Wednesday, June 2, 2010

Tlos

Since the Marmaris "adventure," I've had a day at the beach and a Dalyan tour. At the latter outing, I met someone originally from Zimbabwe. I originally thought that she was not only English but "veddy" English. Not so! Anyhow, we met at - of all places - Dalyan's nearby mudbaths, talked for quite a while (minus the mud) and left it at that. As luck would have it, we ran into each other just a few hours later, talked some more and set up drinks for the next day. I dunno, I guess in our 45 minutes of conversation, I so charmed her with my knowledge and good looks that she immediately left town. Yeah, I didn't see her again after that. Unless someone barricades themselves in their room, it's impossible not to run into them in Dalyan - especially me, as I am traipsing all over town a lot. It's just too small of a place. So that happened.

But the following day, the weather was again on the bad side, so I resolved to go to Tlos. It's a Lycian/Roman/Seljuk ruin located on the other side of Fethiye. I've been there before. This was back when I had my car. I remember almost nothing about it except that the so-called Tomb of Bellerophon and a very large fortress on the acropolis are there. Well, the journey there was pleasant enough. The rain held off although the clouds persisted. The bus strategy was as follows: Dalyan-Ortaca, Ortaca-Fethiye, Fethiye-Tlos. Or that was the main idea. The only problem is that the bus doesn't actually go to Tlos; it goes near it. The driver stops and says: "Everybody out of the pool!" or some such in Turkish and you walk the rest of the way. The sign at the bottom looks like this:

Not only did they spell it wrong, they also guessed at the distance. Boy, were they off. It wasn't four kilometers but more like six miles. And it was all uphill. Seriously, every step of the way was uphill. For six miles. The reason why I remember nothing about it from years ago is that I didn't have to walk it. I had a car. Now I will never forget it. If the sun had been shining full-blast, I probably would have died. It was a tough walk. It was also quite scenic as you slowly rise from the valley floor to the commanding heights. By mile five, the road was getting steeper and I was quite the sweat-monster. A nice Turk (is there any other kind?) stopped and gave me a ride the rest of the way. And then I explored. Here's what it looked like:



Now, I'm no architecture expert, so I'm just a little puzzled that the official sign points the way to a "Hellenistic Acropolis," but what's up there is this:

That looks an awful lot like Seljuk fortress style to me, guys. Uh, guys? Wow, this is just like Ukraine; there's nobody to complain to! Anyhow, my suspicions were correct; not only was it built by the Seljuks, but it was built as a stronghold by this famous Seljuk thief. Take that, battered signage! Here is a view from said fortress:

Here is their interesting jumble of a theater:


All the pieces are there. It just needs to be put together. In the meantime, please retain your ticket stub. You're in row N, not row H. We're speaking Greek here:

This is a view down to where I originated, six miles distant, where everything was flat and pleasant:

Note the moodiness of the weather. It tried a few times to rain, but it was largely unsuccessful. Well, all this is very good and fine, but most folks come for the tombs. Here are a few:


A warning to all tomb owners: this is what your tomb will look like if you leave it outside for 2,500 years. People actually don't come for those tombs. The real money is on the so-called Tomb of Bellerophon:

They call it that because there's a relief of a guy riding a flying horse. You can't see it, but it's up there. It's not the actual tomb of Bellerophon. As far as I know, just like Jesus and Rutherford B. Hayes, Bellerophon didn't exist. Here is the tomb next door:

This is the so-called Tomb Next to the Tomb of Bellerophon. This is a nice ensemble shot:

And then my camera's battery died and I left.

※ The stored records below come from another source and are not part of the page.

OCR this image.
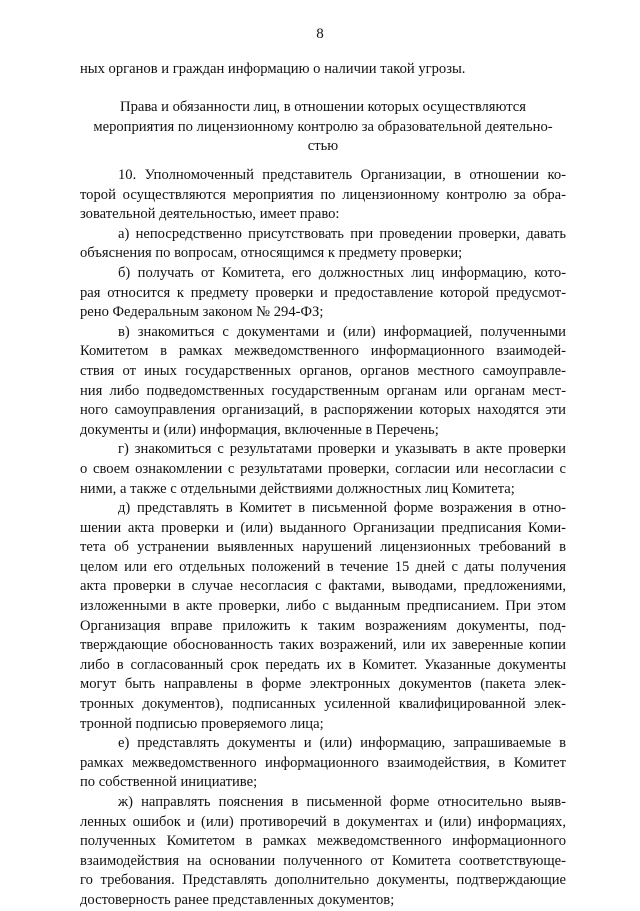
8
ных органов и граждан информацию о наличии такой угрозы.
Права и обязанности лиц, в отношении которых осуществляются
мероприятия по лицензионному контролю за образовательной деятельно-
стью
10. Уполномоченный представитель Организации, в отношении ко-
торой осуществляются мероприятия по лицензионному контролю за обра-
зовательной деятельностью, имеет право:
а) непосредственно присутствовать при проведении проверки, давать
объяснения по вопросам, относящимся к предмету проверки;
б) получать от Комитета, его должностных лиц информацию, кото-
рая относится к предмету проверки и предоставление которой предусмот-
рено Федеральным законом № 294-ФЗ;
в) знакомиться с документами и (или) информацией, полученными
Комитетом в рамках межведомственного информационного взаимодей-
ствия от иных государственных органов, органов местного самоуправле-
ния либо подведомственных государственным органам или органам мест-
ного самоуправления организаций, в распоряжении которых находятся эти
документы и (или) информация, включенные в Перечень;
г) знакомиться с результатами проверки и указывать в акте проверки
о своем ознакомлении с результатами проверки, согласии или несогласии с
ними, а также с отдельными действиями должностных лиц Комитета;
д) представлять в Комитет в письменной форме возражения в отно-
шении акта проверки и (или) выданного Организации предписания Коми-
тета об устранении выявленных нарушений лицензионных требований в
целом или его отдельных положений в течение 15 дней с даты получения
акта проверки в случае несогласия с фактами, выводами, предложениями,
изложенными в акте проверки, либо с выданным предписанием. При этом
Организация вправе приложить к таким возражениям документы, под-
тверждающие обоснованность таких возражений, или их заверенные копии
либо в согласованный срок передать их в Комитет. Указанные документы
могут быть направлены в форме электронных документов (пакета элек-
тронных документов), подписанных усиленной квалифицированной элек-
тронной подписью проверяемого лица;
е) представлять документы и (или) информацию, запрашиваемые в
рамках межведомственного информационного взаимодействия, в Комитет
по собственной инициативе;
ж) направлять пояснения в письменной форме относительно выяв-
ленных ошибок и (или) противоречий в документах и (или) информациях,
полученных Комитетом в рамках межведомственного информационного
взаимодействия на основании полученного от Комитета соответствующе-
го требования. Представлять дополнительно документы, подтверждающие
достоверность ранее представленных документов;
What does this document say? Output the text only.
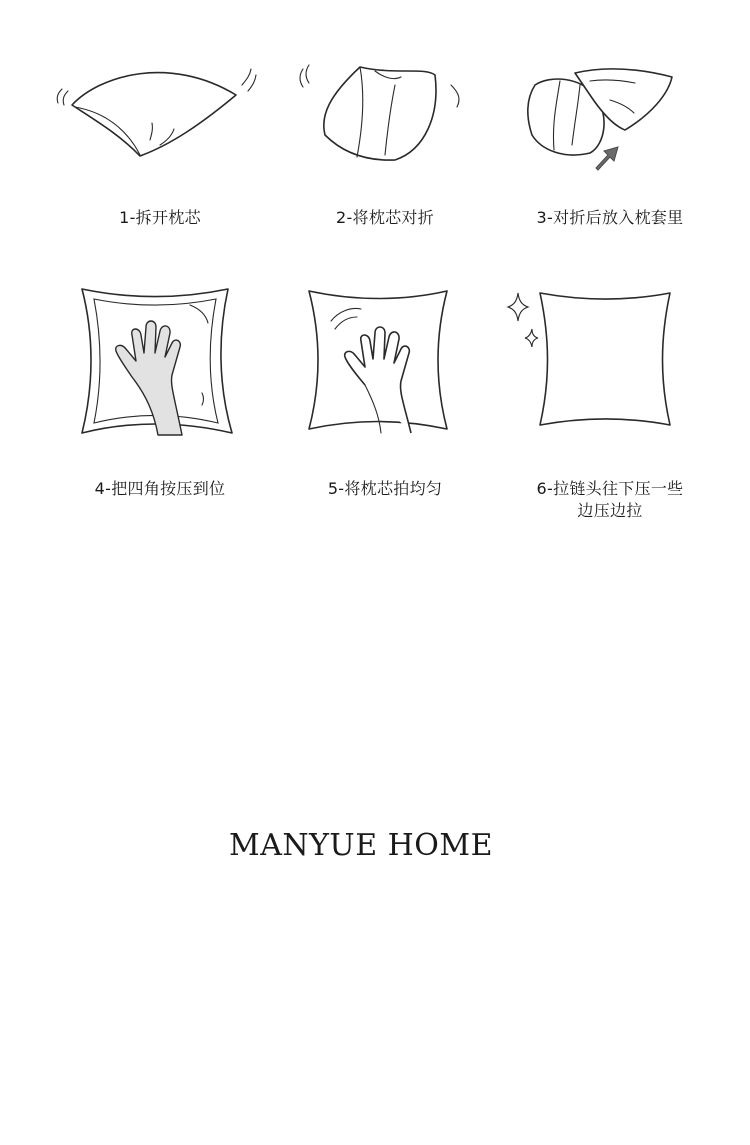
1-拆开枕芯	2-将枕芯对折	3-对折后放入枕套里
4-把四角按压到位	5-将枕芯拍均匀	6-拉链头往下压一些
边压边拉
MANYUE HOME
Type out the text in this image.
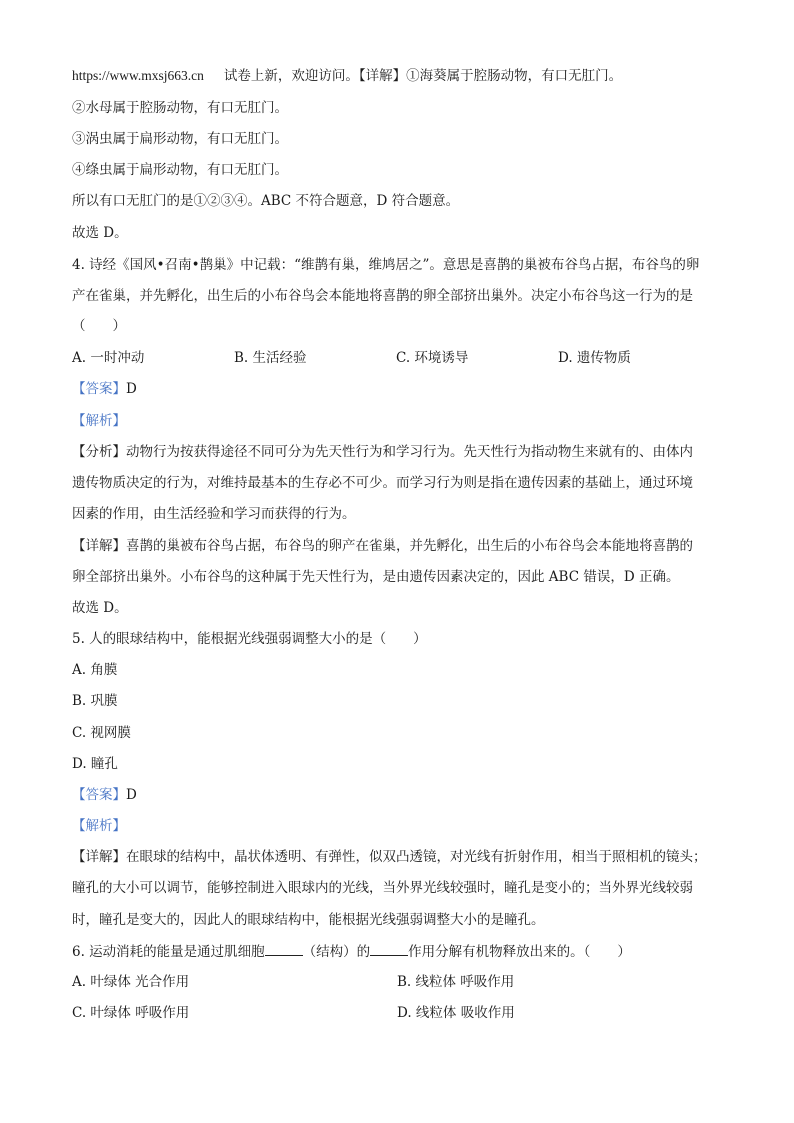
https://www.mxsj663.cn 试卷上新，欢迎访问。【详解】①海葵属于腔肠动物，有口无肛门。
②水母属于腔肠动物，有口无肛门。
③涡虫属于扁形动物，有口无肛门。
④绦虫属于扁形动物，有口无肛门。
所以有口无肛门的是①②③④。ABC 不符合题意，D 符合题意。
故选 D。
4. 诗经《国风•召南•鹊巢》中记载：“维鹊有巢，维鸠居之”。意思是喜鹊的巢被布谷鸟占据，布谷鸟的卵
产在雀巢，并先孵化，出生后的小布谷鸟会本能地将喜鹊的卵全部挤出巢外。决定小布谷鸟这一行为的是
（　　）
A. 一时冲动	B. 生活经验	C. 环境诱导	D. 遗传物质
【答案】D
【解析】
【分析】动物行为按获得途径不同可分为先天性行为和学习行为。先天性行为指动物生来就有的、由体内
遗传物质决定的行为，对维持最基本的生存必不可少。而学习行为则是指在遗传因素的基础上，通过环境
因素的作用，由生活经验和学习而获得的行为。
【详解】喜鹊的巢被布谷鸟占据，布谷鸟的卵产在雀巢，并先孵化，出生后的小布谷鸟会本能地将喜鹊的
卵全部挤出巢外。小布谷鸟的这种属于先天性行为，是由遗传因素决定的，因此 ABC 错误，D 正确。
故选 D。
5. 人的眼球结构中，能根据光线强弱调整大小的是（　　）
A. 角膜
B. 巩膜
C. 视网膜
D. 瞳孔
【答案】D
【解析】
【详解】在眼球的结构中，晶状体透明、有弹性，似双凸透镜，对光线有折射作用，相当于照相机的镜头；
瞳孔的大小可以调节，能够控制进入眼球内的光线，当外界光线较强时，瞳孔是变小的；当外界光线较弱
时，瞳孔是变大的，因此人的眼球结构中，能根据光线强弱调整大小的是瞳孔。
6. 运动消耗的能量是通过肌细胞	（结构）的	作用分解有机物释放出来的。（　　）
A. 叶绿体 光合作用	B. 线粒体 呼吸作用
C. 叶绿体 呼吸作用	D. 线粒体 吸收作用
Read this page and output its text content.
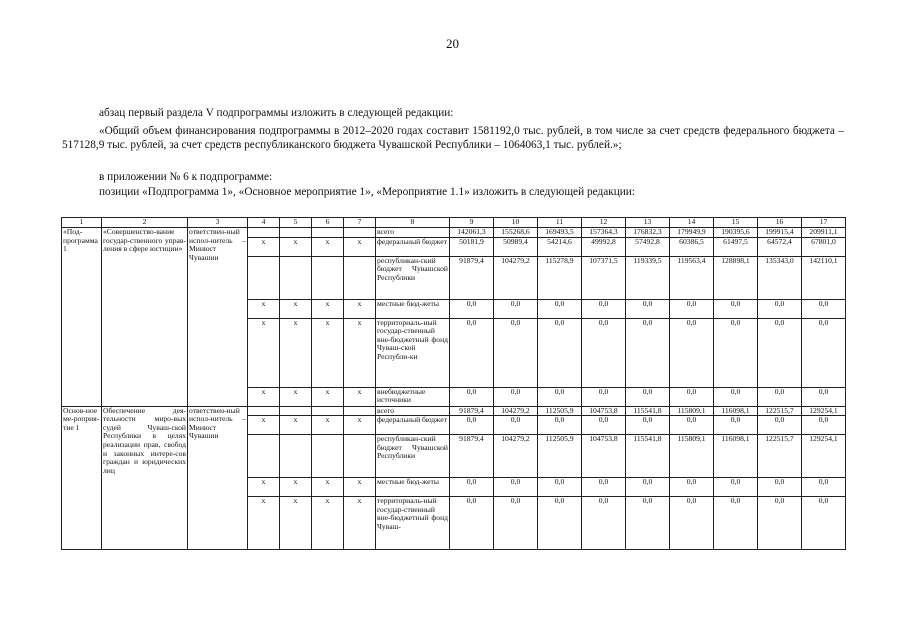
20

абзац первый раздела V подпрограммы изложить в следующей редакции:

«Общий объем финансирования подпрограммы в 2012–2020 годах составит 1581192,0 тыс. рублей, в том числе за счет средств федерального бюджета – 517128,9 тыс. рублей, за счет средств республиканского бюджета Чувашской Республики – 1064063,1 тыс. рублей.»;

в приложении № 6 к подпрограмме:

позиции «Подпрограмма 1», «Основное мероприятие 1», «Мероприятие 1.1» изложить в следующей редакции:

1	2	3	4	5	6	7	8	9	10	11	12	13	14	15	16	17
«Под-программа 1	«Совершенство-вание государ-ственного управ-ления в сфере юстиции»	ответствен-ный испол-нитель – Минюст Чувашии					всего	142061,3	155268,6	169493,5	157364,3	176832,3	179949,9	190395,6	199915,4	209911,1
			x	x	x	x	федеральный бюджет	50181,9	50989,4	54214,6	49992,8	57492,8	60386,5	61497,5	64572,4	67801,0
							республикан-ский бюджет Чувашской Республики	91879,4	104279,2	115278,9	107371,5	119339,5	119563,4	128898,1	135343,0	142110,1
			x	x	x	x	местные бюд-жеты	0,0	0,0	0,0	0,0	0,0	0,0	0,0	0,0	0,0
			x	x	x	x	территориаль-ный государ-ственный вне-бюджетный фонд Чуваш-ской Республи-ки	0,0	0,0	0,0	0,0	0,0	0,0	0,0	0,0	0,0
			x	x	x	x	внебюджетные источники	0,0	0,0	0,0	0,0	0,0	0,0	0,0	0,0	0,0
Основ-ное ме-роприя-тие 1	Обеспечение дея-тельности миро-вых судей Чуваш-ской Республики в целях реализации прав, свобод и законных интере-сов граждан и юридических лиц	ответствен-ный испол-нитель – Минюст Чувашии					всего	91879,4	104279,2	112505,9	104753,8	115541,8	115809,1	116098,1	122515,7	129254,1
			x	x	x	x	федеральный бюджет	0,0	0,0	0,0	0,0	0,0	0,0	0,0	0,0	0,0
							республикан-ский бюджет Чувашской Республики	91879,4	104279,2	112505,9	104753,8	115541,8	115809,1	116098,1	122515,7	129254,1
			x	x	x	x	местные бюд-жеты	0,0	0,0	0,0	0,0	0,0	0,0	0,0	0,0	0,0
			x	x	x	x	территориаль-ный государ-ственный вне-бюджетный фонд Чуваш-	0,0	0,0	0,0	0,0	0,0	0,0	0,0	0,0	0,0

These nice tourists in a rickety rental jeep gave me a lift down to the main road and I caught a dolmus to Fethiye. I've gotta say that all manner of bus drivers from dolmus to those huge Pammukale/Metro land yachts have always gone out of their way to help me. This one did not. I told him that I was going to the Fethiye otogar (a good Turkish word for bus station; it's a fun combination of "auto" as in "autobus" and "gare" as in the French word for train station) and he totally fudged the drop-off. Instead, he let me out a mile from it when he could have dropped me a block away. I didn't say anything because I though he was going back that way. Well, he wasn't, so I had to walk it all the way back. Now, I am sure that there are some of you saying: "Hey, Fethiye isn't that big. You can't still be in downtown Fethiye and walk a mile to the otogar, which is also downtown." I assure you that it's that big. If you want, we can fight about it, because, while it's no giant metropolis, Fethiye is really stretched out and you can end up walking in it forever for minimal return. And that's why I'm staying in Dalyan. Anyhow, although a bit maddening (I let the guy know that I was displeased and he was appropriately chagrined although he did nothing to help other than smiling and shrugging), I managed to make it back to Dalyan by 7:00 - just in time to clean up, change and get stood up by the girl from Zimbabwe.